I never imagined my eating disorder would become so powerful that it would become my identity. I never imagined that recovery would require reinventing myself or reintroducing myself, yet there I was–a week after being discharged from a partial hospitalization program, wondering what I wanted to do with the next seven months of my life. Most of my friends were away at college, and the ones who were not, were in high school, busy with schoolwork and extracurriculars. It was January so I could not run, and even if the weather permitted, I was not supposed to exercise. This left me with TV.
I thought it would be easy to find a TV show I liked until I realized that all of the shows I had watched for the past year were either about weight loss, weight gain, or eating disorders. I did not want to fill my already easily-influenced mind with ways to consume less calories or how to hide my behaviors. I was committed to recovery although there were plenty of times where I wanted to revert back to my old coping skills.
I decided to browse the suggested shows on Netflix when I came across a dramedy called Jane the Virgin. Admittedly, my first impression was that it was corny, but after watching a few minutes, I found the titular character to be intelligent, strong-willed, funny, and charming. Jane also has an affinity for grilled cheese, writing, and telenovelas.

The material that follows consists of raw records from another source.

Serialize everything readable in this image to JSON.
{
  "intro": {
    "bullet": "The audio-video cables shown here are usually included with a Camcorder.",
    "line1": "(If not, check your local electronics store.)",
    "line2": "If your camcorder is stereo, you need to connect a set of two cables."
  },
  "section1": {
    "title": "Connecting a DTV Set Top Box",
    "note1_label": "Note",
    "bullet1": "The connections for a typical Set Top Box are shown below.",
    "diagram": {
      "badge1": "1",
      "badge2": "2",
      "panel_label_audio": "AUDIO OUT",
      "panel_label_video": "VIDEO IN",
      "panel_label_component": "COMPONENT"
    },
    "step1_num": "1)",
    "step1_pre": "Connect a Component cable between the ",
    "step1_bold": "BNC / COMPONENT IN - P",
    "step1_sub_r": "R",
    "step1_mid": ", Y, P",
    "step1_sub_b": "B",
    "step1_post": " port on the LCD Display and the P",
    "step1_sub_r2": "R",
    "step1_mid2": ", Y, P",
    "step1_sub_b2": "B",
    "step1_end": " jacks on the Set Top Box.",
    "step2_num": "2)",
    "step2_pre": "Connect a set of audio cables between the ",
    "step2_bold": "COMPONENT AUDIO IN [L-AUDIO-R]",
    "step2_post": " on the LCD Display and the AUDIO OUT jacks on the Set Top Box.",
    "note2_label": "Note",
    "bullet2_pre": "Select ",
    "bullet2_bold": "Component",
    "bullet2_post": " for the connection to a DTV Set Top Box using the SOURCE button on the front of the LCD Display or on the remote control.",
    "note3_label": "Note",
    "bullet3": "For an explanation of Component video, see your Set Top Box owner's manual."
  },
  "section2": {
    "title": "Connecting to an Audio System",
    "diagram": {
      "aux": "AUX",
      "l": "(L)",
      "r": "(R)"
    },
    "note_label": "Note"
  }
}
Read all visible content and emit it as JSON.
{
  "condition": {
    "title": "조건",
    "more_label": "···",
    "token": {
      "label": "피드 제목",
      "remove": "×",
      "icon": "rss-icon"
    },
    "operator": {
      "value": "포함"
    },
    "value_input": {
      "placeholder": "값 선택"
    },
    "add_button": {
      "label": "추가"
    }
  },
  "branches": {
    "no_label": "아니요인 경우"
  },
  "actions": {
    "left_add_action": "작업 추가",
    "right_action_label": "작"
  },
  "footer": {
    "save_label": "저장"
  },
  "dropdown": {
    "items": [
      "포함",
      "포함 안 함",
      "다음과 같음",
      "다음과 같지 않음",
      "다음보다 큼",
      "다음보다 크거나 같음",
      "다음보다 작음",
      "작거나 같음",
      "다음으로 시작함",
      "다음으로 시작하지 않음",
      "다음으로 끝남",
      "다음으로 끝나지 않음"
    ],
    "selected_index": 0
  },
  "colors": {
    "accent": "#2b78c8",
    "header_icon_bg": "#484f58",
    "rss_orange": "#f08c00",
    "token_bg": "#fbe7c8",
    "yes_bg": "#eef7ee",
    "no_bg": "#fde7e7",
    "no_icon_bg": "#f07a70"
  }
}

What I found most distinct about the show was that the lead actress, Gina Rodriguez, does not fit the stereotype for TV heroines. She is Latina, a bit curvier than most modern TV stars, and her makeup does not cover every beauty mark or blemish on her skin. I find it empowering that no other characters in the show cracked jokes about her body type or even mentioned her curves. Instead, she was praised for her savviness, empathy, and strength. This is a refreshing change from the TV shows and movies, like Hairspray, that make a female character’s size the basis of her identity. It is important to realize that a woman’s worth, or anyone’s for that matter, is not dependent on their size or shape.
After binge-watching the first season on Netflix and seeing Jane feverishly write papers and even a novela, I decided I wanted to start writing again. Writing has always been an outlet for me, and being able to express my feelings helped me understand myself and why I reacted in self-destructive ways. Before this year, I never realized how impulsive I could be, but now that I can take a step back from a situation and write down my emotions, I understand that some of my actions are purely out of impulse. I do not truly want to push my friends away, take risks that could have severe impacts on my future, or lie about behaviors. Documenting my feelings helps me find better solutions to my problems. Just because I am angry does not mean I can lash out. Instead, I find the root of my anger and journal about it, listen to music, or reach out for advice. This also allows me to delay urges to engage in eating disorder behaviors.
Although I did not “reinvent myself,” I definitely understand myself more than ever. My life does not need to be defined by my weight or anything else. I do not have to be the person I was yesterday, and I certainly do not have to be perfect. I may not have reinvented myself, but I have freed myself from the chains that bound me for years.